1968 – The Beach Boys recorded ‘Wake The World’ and ‘Friends’.
1968 – Elvis Presley began filming his 28th movie, Live A Little, Love A Little (wisely changed from its original title which was the book the film was based on, Kiss My Firm But Pliant Lips). It had a more mature tone than other Presley musicals with strong language, drug references, and an implied sexual encounter.
1968 – The Byrds recorded ‘Nothing Was Delivered’ and ‘You Got A Reputation’.
1973 – Ringo Starr recorded ‘I’m The Greatest’. While Starr and George Harrison were recording the song at Sunset Sound Recorders Studio in Los Angeles (along with Billy Preston and Klaus Voormann), John Lennon – who wrote it – stopped by and joined in on piano and harmony vocal.
“They (John and George) were just looking for something to do, just playing together and having a good time. It only lasted 20 minutes. Their years of working together made it so easy.” … Billy Preston
The song marked the only time more than two ex-Beatles recorded together in the same studio between the band’s break-up in 1970 and the recording of ‘Free As A Bird’ in 1995. While it’s true that Harrison, Starr and McCartney worked together on Harrison’s tribute to John Lennon (‘All Those Years Ago’) in 1980, there were never more than two of them in the same studio at the same time.

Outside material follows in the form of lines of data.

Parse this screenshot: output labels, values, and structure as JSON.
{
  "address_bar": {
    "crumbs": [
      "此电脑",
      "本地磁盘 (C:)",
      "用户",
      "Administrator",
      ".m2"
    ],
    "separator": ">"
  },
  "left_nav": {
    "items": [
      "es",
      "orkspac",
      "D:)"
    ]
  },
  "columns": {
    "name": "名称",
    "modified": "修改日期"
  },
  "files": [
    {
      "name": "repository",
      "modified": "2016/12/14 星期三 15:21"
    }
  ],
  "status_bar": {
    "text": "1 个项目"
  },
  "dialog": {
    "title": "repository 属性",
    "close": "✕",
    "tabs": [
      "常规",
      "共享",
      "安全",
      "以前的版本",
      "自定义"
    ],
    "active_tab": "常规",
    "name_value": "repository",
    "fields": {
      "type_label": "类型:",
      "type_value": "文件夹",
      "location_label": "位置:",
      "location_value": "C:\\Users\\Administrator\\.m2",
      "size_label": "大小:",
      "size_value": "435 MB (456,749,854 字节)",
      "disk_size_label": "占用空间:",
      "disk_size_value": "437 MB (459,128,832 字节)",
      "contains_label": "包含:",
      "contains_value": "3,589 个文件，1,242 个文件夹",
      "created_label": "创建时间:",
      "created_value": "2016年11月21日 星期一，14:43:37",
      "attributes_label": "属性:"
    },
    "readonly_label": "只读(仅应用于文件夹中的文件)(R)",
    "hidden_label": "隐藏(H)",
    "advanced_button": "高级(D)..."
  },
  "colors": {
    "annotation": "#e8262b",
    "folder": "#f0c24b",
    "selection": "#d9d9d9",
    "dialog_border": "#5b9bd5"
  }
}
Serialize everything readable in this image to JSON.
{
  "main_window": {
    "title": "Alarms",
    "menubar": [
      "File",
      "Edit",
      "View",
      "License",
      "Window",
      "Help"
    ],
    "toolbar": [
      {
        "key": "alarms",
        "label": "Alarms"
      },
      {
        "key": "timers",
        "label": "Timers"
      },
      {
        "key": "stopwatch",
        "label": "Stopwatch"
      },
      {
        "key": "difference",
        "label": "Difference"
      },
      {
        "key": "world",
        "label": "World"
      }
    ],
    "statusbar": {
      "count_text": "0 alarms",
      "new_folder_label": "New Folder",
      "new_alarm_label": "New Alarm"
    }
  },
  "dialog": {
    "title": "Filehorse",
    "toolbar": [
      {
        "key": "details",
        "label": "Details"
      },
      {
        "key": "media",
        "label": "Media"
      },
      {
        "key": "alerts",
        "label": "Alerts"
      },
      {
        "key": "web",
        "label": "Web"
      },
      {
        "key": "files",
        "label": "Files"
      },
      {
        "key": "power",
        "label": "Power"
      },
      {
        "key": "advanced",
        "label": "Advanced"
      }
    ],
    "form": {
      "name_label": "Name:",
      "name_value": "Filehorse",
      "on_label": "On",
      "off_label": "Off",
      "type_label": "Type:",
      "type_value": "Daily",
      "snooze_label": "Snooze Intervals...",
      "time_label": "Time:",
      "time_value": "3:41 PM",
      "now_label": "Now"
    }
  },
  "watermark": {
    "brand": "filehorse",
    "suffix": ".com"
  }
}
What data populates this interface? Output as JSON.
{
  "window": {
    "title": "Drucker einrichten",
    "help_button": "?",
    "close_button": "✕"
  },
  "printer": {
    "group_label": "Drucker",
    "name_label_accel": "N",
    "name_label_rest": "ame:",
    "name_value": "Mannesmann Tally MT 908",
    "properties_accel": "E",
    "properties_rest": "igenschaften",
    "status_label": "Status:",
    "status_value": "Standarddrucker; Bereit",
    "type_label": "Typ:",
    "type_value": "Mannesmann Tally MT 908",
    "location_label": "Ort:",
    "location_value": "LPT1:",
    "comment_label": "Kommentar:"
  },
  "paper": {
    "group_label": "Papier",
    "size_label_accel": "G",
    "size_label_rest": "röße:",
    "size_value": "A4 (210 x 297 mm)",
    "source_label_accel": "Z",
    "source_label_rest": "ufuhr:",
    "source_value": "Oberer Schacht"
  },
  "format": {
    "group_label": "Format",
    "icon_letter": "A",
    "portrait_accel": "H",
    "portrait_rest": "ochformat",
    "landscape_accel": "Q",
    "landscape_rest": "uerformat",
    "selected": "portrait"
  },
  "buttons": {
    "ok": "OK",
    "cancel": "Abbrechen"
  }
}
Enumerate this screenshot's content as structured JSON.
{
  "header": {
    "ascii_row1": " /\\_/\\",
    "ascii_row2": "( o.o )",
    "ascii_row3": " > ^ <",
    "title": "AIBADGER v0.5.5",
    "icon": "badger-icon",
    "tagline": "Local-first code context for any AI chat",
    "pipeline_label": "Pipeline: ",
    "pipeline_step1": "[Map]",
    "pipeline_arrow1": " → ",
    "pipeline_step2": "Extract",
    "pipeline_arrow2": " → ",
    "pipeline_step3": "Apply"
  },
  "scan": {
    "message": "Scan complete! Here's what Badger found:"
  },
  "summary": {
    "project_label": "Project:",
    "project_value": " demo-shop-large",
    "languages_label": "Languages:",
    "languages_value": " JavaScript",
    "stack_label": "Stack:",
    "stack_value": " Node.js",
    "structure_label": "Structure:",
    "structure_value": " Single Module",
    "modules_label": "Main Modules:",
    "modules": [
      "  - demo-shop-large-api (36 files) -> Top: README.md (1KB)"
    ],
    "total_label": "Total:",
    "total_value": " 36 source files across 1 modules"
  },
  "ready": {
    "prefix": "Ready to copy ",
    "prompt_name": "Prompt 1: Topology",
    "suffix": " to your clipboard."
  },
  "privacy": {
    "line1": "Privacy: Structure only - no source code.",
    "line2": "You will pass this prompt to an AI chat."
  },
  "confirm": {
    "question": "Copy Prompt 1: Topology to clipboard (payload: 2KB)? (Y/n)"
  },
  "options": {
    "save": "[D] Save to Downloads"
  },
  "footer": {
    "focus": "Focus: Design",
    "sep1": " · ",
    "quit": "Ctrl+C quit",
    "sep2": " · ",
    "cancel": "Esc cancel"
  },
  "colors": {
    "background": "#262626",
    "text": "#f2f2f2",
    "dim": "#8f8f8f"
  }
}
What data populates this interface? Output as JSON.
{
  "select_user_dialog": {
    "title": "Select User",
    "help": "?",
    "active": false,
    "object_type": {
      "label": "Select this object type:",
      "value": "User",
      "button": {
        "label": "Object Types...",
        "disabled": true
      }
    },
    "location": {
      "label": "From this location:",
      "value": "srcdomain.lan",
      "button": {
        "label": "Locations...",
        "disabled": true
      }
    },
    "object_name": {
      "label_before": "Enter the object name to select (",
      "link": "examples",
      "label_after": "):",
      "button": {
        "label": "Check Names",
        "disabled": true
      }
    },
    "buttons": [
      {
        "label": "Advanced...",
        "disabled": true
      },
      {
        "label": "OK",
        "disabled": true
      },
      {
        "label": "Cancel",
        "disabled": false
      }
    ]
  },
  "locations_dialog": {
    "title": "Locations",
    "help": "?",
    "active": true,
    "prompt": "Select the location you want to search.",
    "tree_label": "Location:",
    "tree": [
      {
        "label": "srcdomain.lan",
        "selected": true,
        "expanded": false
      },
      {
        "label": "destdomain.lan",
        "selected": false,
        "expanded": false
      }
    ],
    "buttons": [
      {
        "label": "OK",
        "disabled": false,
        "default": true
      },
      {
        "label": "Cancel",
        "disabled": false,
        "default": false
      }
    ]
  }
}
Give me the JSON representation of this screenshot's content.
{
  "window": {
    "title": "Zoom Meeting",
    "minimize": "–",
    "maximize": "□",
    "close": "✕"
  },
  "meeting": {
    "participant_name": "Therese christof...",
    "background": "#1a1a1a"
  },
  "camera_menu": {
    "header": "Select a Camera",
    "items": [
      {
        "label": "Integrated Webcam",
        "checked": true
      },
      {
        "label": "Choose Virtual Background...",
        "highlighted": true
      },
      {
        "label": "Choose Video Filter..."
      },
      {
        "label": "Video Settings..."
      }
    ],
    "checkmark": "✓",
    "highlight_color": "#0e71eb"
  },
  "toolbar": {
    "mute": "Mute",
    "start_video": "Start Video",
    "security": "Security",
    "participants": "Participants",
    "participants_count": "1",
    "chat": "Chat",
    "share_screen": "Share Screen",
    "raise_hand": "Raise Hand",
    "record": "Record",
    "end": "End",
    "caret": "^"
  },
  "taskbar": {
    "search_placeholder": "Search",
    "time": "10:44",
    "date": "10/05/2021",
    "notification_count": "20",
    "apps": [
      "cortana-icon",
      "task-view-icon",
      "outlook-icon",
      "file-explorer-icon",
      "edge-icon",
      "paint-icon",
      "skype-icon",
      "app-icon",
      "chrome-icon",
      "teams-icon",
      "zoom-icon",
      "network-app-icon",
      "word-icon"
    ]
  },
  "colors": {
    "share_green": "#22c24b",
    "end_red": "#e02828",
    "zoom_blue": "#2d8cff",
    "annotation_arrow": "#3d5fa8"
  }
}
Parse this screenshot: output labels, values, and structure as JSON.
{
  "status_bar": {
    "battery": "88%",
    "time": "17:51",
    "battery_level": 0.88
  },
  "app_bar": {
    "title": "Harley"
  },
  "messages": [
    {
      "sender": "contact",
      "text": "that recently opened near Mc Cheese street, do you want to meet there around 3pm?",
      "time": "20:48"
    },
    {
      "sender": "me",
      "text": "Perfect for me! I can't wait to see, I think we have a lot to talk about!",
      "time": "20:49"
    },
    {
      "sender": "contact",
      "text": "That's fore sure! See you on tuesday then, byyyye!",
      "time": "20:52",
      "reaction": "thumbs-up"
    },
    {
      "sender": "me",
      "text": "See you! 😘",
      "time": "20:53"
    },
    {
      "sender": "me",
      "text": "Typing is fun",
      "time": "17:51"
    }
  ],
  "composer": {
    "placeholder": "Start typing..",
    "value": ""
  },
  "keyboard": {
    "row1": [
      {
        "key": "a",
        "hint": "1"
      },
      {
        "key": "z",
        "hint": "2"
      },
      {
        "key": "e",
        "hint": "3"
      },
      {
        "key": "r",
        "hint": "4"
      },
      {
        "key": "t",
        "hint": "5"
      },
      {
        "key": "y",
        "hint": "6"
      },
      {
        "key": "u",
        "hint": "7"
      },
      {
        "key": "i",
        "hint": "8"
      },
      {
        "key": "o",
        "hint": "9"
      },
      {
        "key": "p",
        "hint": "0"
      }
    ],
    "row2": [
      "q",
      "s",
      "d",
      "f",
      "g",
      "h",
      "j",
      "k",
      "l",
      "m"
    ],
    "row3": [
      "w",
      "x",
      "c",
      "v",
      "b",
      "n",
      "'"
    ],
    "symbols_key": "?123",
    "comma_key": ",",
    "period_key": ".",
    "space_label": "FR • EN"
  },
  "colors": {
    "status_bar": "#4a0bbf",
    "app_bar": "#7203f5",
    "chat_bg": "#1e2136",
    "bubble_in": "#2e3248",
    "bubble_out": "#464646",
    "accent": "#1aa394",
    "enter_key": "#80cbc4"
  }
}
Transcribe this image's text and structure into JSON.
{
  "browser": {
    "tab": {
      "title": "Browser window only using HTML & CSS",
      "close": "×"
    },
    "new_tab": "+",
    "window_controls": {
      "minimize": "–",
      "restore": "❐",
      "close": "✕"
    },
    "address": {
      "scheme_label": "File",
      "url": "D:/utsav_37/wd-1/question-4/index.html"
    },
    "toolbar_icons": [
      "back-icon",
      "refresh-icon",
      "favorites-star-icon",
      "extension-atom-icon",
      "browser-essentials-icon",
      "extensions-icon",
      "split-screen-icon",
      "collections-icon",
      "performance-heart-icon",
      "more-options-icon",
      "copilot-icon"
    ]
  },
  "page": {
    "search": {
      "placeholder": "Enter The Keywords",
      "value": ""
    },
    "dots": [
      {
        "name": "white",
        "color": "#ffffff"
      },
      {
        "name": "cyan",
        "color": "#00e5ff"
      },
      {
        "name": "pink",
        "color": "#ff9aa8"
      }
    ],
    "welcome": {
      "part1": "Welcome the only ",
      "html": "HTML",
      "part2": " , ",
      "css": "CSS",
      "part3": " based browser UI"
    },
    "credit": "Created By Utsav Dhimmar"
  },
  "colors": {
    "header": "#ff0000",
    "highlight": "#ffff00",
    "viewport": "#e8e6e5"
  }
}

1976 – The Jackson 5 moved from Motown to Epic Records. Motown responded by claiming the label owned the rights to the group’s stage name, so the quintet simply dropped the ‘5’ and performed as The Jacksons.
1981 – John Lennon’s ‘Watching The Wheels’ was posthumously released. The photograph was taken by Paul Goresh in front of Lennon’s home in New York City. Goresh also took the infamous photo (in virtually the same exact location) of Lennon signing a copy of ‘Double Fantasy’ for his soon-to-be assassin on December 8, 1980.
1989 – Bob Dylan recorded ‘Dignity’.
2000 – Mary Wilson and Cindy Birdsong announced that they would not be participating in Supremes’ “Return To Love” reunion tour. Negotiations began to crumble when Wilson was told that she would have no input into the show and was offered $500,000 (later increased to $2 million) for the tour. Ross was to receive $500,000 per night. Wilson, who felt herself, Ross and Birdsong should be paid equally and have equal input into the show, rejected the offer, saying, “the train had left the station.”
Ross soldiered on with Lynda Laurence and Scherrie Payne, two women who joined the Supremes long after she left in 1969, but in some cases, they sang to more empty seats than fans. As an example, when they played in Columbus, Ohio, there were fewer than 3,000 people in a 22,000-seat arena. After playing fourteen dates of the 30 scheduled dates, the tour was canceled.
2001 – Eric Clapton released the ‘Reptile’ album.
1998 – Judge Dread (born Alexander Hughes – British reggae singer/songwriter – ‘Come Outside’) died of a heart attack at the age of 52.
Although often dismissed as a novelty act, Judge Dread was actually a groundbreaking artist. Not only did he put more reggae records onto the U.K. chart than anyone else (Bob Marley included), he was also the first white artist to actually have a reggae hit in Jamaica. On the other hand, he also holds the record for having the most songs banned by the BBC, 11 in all, which incidentally is precisely the number of singles he placed on the charts.
2002 – Marc Moreland (guitarist with Wall Of Voodoo – ‘Mexican Radio’) died of liver and kidney failure at the age of 44.
2006 – Black Sabbath, Blondie, Miles Davis, Lynyrd Skynyrd and The Sex Pistols (who refused to attend) were inducted into the Rock and Roll Hall of Fame. Herb Alpert and Jerry Moss (founders of A&M Records) were also inducted for Lifetime Achievement.
2009 – Alan W. Livingston (Capitol Records executive who signed Frank Sinatra to the label in the fifties and signed the Beach Boys and The Band in the sixties) died of natural causes at the age of 91.
As president of Capitol in 1963, Livingston agreed to release The Beatles’ ‘I Want To Hold Your Hand’ after having rejected all their previous singles as unsuitable for the U.S. market despite Capitol being owned by The Beatles’ U.K. record company, EMI.
2012 – Karl Roy (‘Time To Shake’) died from cardiac arrest at the age of 43.